Als nach schweren Regenfällen Hilferufe eingehen, fühlt sich auch Schwester Rosa Maria ohnmächtig, weil sie nicht zu den Menschen in den Überschwemmungsgebieten kann. Doch sie habe einen Weg gefunden, sagt Schwester Christa: Mit dem schweren Fahrzeug einer Baufirma bringt sie Medikamente, Essen, Decken und trockene Kleidung in abgelegene Barrios: Hütten sind zerborsten, ein Toter wurde fortgespült. Es ist kalt und nass. Alle sind erkältet, viele haben Lungenprobleme - ob es COVID-19 ist, wisse keiner.

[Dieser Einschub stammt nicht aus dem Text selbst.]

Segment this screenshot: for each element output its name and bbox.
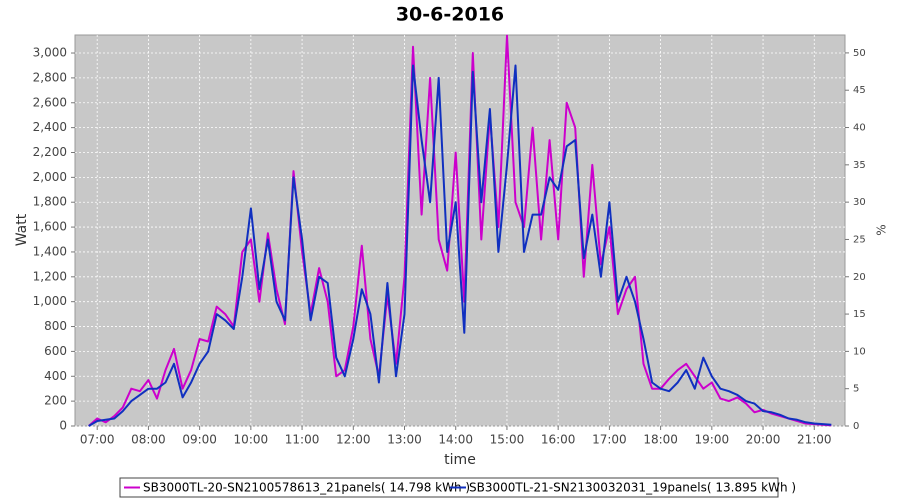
- x-tick-label: 20:00: [746, 433, 781, 447]
- x-tick-label: 10:00: [234, 433, 269, 447]
- y-tick-label: 3,000: [33, 46, 67, 60]
- y2-tick-label: 45: [853, 85, 866, 96]
- y2-tick-label: 20: [853, 272, 866, 283]
- legend-label: SB3000TL-20-SN2100578613_21panels( 14.79…: [143, 481, 470, 495]
- legend-label: SB3000TL-21-SN2130032031_19panels( 13.89…: [469, 481, 796, 495]
- y-tick-label: 1,200: [33, 269, 67, 283]
- series-line: [88, 34, 832, 427]
- x-tick-label: 14:00: [438, 433, 473, 447]
- y-tick-label: 1,800: [33, 195, 67, 209]
- y2-tick-label: 30: [853, 197, 866, 208]
- x-tick-label: 13:00: [387, 433, 422, 447]
- x-tick-label: 08:00: [131, 433, 166, 447]
- series-line: [88, 64, 832, 427]
- x-tick-label: 07:00: [80, 433, 115, 447]
- y-tick-label: 600: [44, 344, 67, 358]
- y-tick-label: 1,400: [33, 244, 67, 258]
- y-tick-label: 1,600: [33, 220, 67, 234]
- y-tick-label: 2,400: [33, 120, 67, 134]
- y2-tick-label: 35: [853, 160, 866, 171]
- x-tick-label: 11:00: [285, 433, 320, 447]
- y2-tick-label: 10: [853, 346, 866, 357]
- y-tick-label: 400: [44, 369, 67, 383]
- x-tick-label: 12:00: [336, 433, 371, 447]
- y2-tick-label: 5: [853, 384, 859, 395]
- y2-tick-label: 15: [853, 309, 866, 320]
- y2-axis-label: %: [875, 224, 889, 235]
- legend: [119, 477, 779, 498]
- x-tick-label: 19:00: [695, 433, 730, 447]
- y2-tick-label: 25: [853, 234, 866, 245]
- y-tick-label: 800: [44, 319, 67, 333]
- y2-tick-label: 40: [853, 123, 866, 134]
- x-tick-label: 09:00: [182, 433, 217, 447]
- y-tick-label: 2,000: [33, 170, 67, 184]
- x-tick-label: 18:00: [643, 433, 678, 447]
- chart-title: 30-6-2016: [396, 4, 504, 26]
- y2-tick-label: 50: [853, 48, 866, 59]
- y-tick-label: 2,800: [33, 70, 67, 84]
- x-tick-label: 16:00: [541, 433, 576, 447]
- x-tick-label: 21:00: [797, 433, 832, 447]
- y-axis-label: Watt: [14, 213, 30, 246]
- x-tick-label: 17:00: [592, 433, 627, 447]
- y-tick-label: 2,600: [33, 95, 67, 109]
- y-tick-label: 1,000: [33, 294, 67, 308]
- y2-tick-label: 0: [853, 421, 859, 432]
- x-axis-label: time: [444, 452, 476, 468]
- y-tick-label: 200: [44, 394, 67, 408]
- y-tick-label: 2,200: [33, 145, 67, 159]
- x-tick-label: 15:00: [490, 433, 525, 447]
- y-tick-label: 0: [59, 419, 67, 433]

Vor den Überschwemmungen hat eine Bolivianerin aus den Barrios Schwester Christa geschrieben: "Wenn es ansteht, von Null zu beginnen, dann beginnen wir eben wieder bei Null. Solange wir Leben haben, ist auch Hoffnung da. So lange wir etwas Reis haben, essen wir ihn mit einem Ei. Wenn nicht, muss man sich etwas einfallen lassen. Aber aus all dem kommen wir eines Tages heraus. Vertrauen wir!"